Graceful degradation is the term used by developers when it is required to provide an alternative version of a website’s functionality. This may be due to compatibility of a web browser or for security reasons. The main purpose is to make sure that every user can still complete the purpose of the website. Being a developer it always makes me feel good when I bring Blueleaf Creative's visuals to life, whether it be through the use of our in-house Content Management System (Command), our bespoke solutions ( , ) or using the jQuery JavaScript Framework to bring some funky interactivity into our sites' lives.

On the other side of the spectrum it always makes me feel bad when I test a site in Internet Explorer 6. We all know and have to accept that people out there are still using the ancient (well, 8 years old) web browser but Internet Explorer 6 just doesn’t have the capabilities to display up to the minute technology like modern browsers, and it’s not a good use of a client's budget to spend days making it work. No matter how many CSS hacks, adjustments or filters on .pngs, it just doesn’t feel the same.

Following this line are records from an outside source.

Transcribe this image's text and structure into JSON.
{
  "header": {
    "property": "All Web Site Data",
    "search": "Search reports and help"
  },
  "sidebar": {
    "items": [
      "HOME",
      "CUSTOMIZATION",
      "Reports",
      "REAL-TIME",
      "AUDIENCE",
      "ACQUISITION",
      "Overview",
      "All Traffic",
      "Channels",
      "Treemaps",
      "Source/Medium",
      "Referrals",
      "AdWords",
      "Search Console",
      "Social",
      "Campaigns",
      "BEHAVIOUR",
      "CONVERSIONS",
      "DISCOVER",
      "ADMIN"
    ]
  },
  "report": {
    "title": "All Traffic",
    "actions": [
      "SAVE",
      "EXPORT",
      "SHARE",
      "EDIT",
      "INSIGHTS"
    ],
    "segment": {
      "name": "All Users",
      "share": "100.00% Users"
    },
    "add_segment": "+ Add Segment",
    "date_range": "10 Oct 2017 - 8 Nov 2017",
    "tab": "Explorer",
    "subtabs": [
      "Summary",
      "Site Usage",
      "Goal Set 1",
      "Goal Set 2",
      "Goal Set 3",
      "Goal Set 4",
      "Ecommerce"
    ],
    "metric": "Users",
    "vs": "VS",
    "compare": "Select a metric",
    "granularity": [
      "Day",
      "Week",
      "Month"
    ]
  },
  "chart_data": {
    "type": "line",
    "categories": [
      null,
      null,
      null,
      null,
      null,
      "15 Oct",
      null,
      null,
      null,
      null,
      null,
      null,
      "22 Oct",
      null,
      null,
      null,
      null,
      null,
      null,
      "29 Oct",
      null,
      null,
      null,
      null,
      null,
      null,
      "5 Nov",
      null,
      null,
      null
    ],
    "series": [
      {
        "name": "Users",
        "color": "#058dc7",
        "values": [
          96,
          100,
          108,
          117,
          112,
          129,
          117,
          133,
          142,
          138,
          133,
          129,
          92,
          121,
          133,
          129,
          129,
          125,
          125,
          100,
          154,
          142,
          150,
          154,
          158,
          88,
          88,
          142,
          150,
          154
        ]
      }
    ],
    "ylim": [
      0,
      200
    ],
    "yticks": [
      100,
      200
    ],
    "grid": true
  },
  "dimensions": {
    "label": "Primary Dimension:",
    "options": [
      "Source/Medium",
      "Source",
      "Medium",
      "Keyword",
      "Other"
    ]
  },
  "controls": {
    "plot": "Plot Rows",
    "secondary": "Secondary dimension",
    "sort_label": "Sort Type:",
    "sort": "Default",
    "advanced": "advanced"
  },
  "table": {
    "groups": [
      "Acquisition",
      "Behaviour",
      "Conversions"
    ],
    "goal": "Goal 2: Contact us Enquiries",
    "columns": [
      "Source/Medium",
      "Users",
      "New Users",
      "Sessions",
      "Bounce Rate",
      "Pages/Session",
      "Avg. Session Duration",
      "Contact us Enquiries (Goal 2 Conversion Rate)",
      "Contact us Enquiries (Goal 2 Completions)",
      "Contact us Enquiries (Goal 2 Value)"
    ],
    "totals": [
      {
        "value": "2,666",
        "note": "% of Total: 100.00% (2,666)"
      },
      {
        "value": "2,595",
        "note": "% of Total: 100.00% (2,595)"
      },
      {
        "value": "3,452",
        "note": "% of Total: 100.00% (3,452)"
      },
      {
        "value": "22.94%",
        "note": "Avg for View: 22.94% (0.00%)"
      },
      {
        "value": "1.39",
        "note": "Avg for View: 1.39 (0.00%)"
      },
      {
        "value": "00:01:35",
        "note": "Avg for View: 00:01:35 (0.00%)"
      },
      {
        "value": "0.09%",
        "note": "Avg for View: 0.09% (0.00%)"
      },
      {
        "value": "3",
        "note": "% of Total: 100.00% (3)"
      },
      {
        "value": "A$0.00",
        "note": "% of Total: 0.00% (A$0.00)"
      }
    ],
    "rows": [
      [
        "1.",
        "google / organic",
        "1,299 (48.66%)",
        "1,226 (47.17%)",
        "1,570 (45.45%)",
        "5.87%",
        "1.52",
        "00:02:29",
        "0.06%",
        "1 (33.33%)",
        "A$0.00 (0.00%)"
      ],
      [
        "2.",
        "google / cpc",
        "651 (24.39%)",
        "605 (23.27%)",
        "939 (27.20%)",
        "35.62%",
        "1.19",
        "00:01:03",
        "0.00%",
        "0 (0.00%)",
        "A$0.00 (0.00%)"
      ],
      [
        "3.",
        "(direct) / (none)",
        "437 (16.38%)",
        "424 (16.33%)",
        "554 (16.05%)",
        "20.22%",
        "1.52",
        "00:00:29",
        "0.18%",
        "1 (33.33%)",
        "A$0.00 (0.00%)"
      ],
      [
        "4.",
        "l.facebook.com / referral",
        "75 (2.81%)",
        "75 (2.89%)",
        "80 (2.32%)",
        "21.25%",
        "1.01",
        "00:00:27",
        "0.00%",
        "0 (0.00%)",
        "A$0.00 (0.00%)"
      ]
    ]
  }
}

We find it much better to spend time and budget on profit generating services like email marketing, search engine optimisation or usability testing. As such we believe it is better to gracefully degrade.

An example of such is the site you are looking at now. For technical people out there we have introduced some CSS3 elements into the design (especially the @font-face, to introduce the new Blueleaf font). However unless the user is browsing using Firefox, Safari or Opera then it’s not going to look as it should. For all other browsers we had to degrade the system and use an older technique which required the use of sIFR (more bandwidth, more processor power) to display the Blueleaf font.

Another way to degrade a site is to include <noscript> element(s) in the site, as it’s not all about the browser. JavaScript blockers/plugins are becoming more common, with internet security at the top of the majority of people's minds so it’s Important to let people know that they need to allow JavaScript to get the full potential of the site they are looking at. A message at the top of the page notifying the user and alerting them to the how the site will be degraded would be useful.

At Blueleaf Digital we cover a wide spectrum based on the kind of websites we are building, which we believe gives a good coverage and according to the statistics we look at, covers well over 99% of all visitors.